NGOs to regulators: Stop banks from funding haze culprits

An international coalition of 70 green groups has called on financial regulators to force banks to stop funding companies which are found to be responsible for forest fires in Southeast Asia.

haze singapore's CBD skyline
Haze from forest fires in Indonesia blanketing Singapore's central business district. Image: Lodimup / Shutterstock.com

An international coalition of non-government organisations (NGOs) is rallying financial regulators to introduce sanctions to stop banks from funding companies that are responsible for the haze, even as new fires in Indonesia and Malaysia threaten the start of another haze season.

In an open letter sent to over 50 international organisations, banks, and financial regulators in Indonesia, Malaysia, Singapore, Japan, China, Europe, and the United States on Wednesday, the coalition said that banks which finance companies linked to the fires “share responsibility for the harmful and illegal impacts of their clients”. 

It is illegal for commercial plantation companies to clear land through slash-and-burn practices but this method persists because it is much cheaper than using proper logging techniques. Poor – and sometimes corrupt – law enforcement also allows the burning to continue.

If banks won’t impose the necessary checks and safeguards to stop financing the haze, regulatory authorities should step in and force them to do so, said the coalition. Its members included Transformasi untuk Keadilan Indonesia (TuK INDONESIA), Friends of the Earth Indonesia (Walhi), US-based Rainforest Action Network (RAN) and Sierra Club, and Singapore initiative People’s Movement to Stop Haze (PM Haze).

There were 413 agribusiness companies linked to last year’s record-breaking haze season, and these firms received more than US$17 billion in financial services and investment from over 20 banks since 2009, according to the letter. 

RAN spokesperson Tom Picken said in a statement that “banks should not be supporting companies that violate anti-fire laws, but they do.”

They are providing much of the capital to fuel the industrial expansion causing these preventable fires, and “regulators must step in and enforce adequate controls and safeguards on these institutions”, added Picken.

Banks should not be supporting companies that violate anti-fire laws, but they do. Regulators must step in and enforce adequate controls and safeguards on these institutions.

Tom Picken, spokesperson, Rainforest Action Network

First, the letter called on financial authorities, especially those in Asia, Europe, and the US to introduce emergency regulations which would allow them to order banks to suspend financial services such as loans, public offerings and investment advisory services to companies found to be causing the haze. 

The letter also urged them to mandate stricter due diligence and reporting standards for banks with clients in sectors linked to deforestation and forest fires, and said that stock exchanges should play their part by suspending the listing of companies that fail to conduct responsible business. 

Government efforts to strengthen law enforcement and improve fire prevention capacity might be insufficient to prevent a repeat of last year’s haze crisis, said the coalition in its letter, adding that threatening industrial plantation companies with a blow to their topline is a key part of the solution.

Fires in Indonesia last year razed more than 2.6 million hectares of forest.
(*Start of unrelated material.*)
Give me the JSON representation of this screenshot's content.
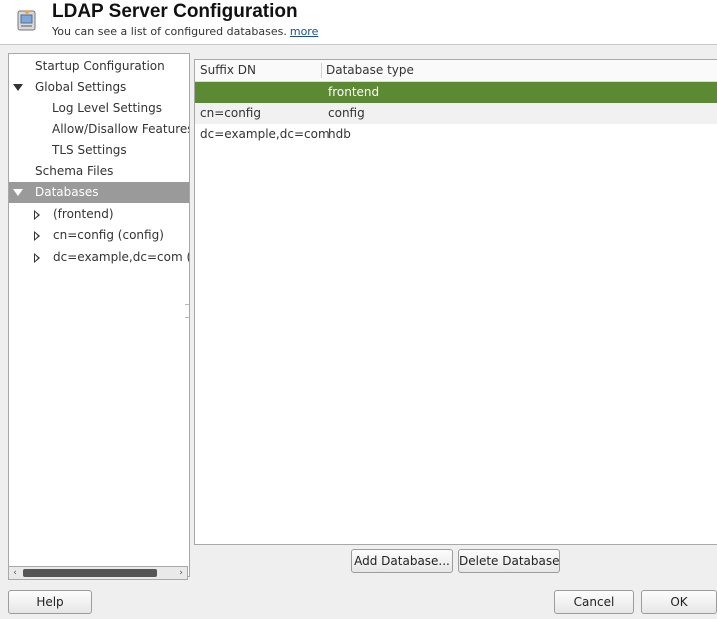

Consequently, the air pollution that had spread across much of Southeast Asia, caused school closures, flight disruptions, and respiratory ailments in Singapore, Malaysia, Thailand, and the Philippines. 

In Indonesia, 19 people died from respiratory disease directly linked to the haze, and more than 500,000 people reported similar ailments.

These fires also gave off as much carbon dioxide as the annual emissions of Germany and Japan, and more daily emissions than the entire US economy,

However, Indonesia has taken several steps since then to address the issue, and its officials have said that there is “zero chance” that the crisis will repeat itself this year, and that fires will not reach the same magnitude as 2015’s.

Measures include the establishment of a Peatland Restoration Agency by President Joko Widodo - widely known as Jokowi - in January, targeting to restore about 2 million hectares of peat areas. These carbon-rich swampy soils are highly flammable when dry, and the fires which burn several metres underground are difficult to extinguish.

Earlier this month, Jokowi also announced a moratorium on new permits for oil palm plantations and mining activities, meaning that companies from these sectors would no longer have permission to expand to new areas in Indonesia. 

Speaking in Singapore at a conference on sustainable resource use on April 15 Nazir Foead said that even if there are fires this year, they will “dramatically be less”. 

“We’re not in a denial stage anymore. We’re in the stage of correcting mistakes of the past,” he added.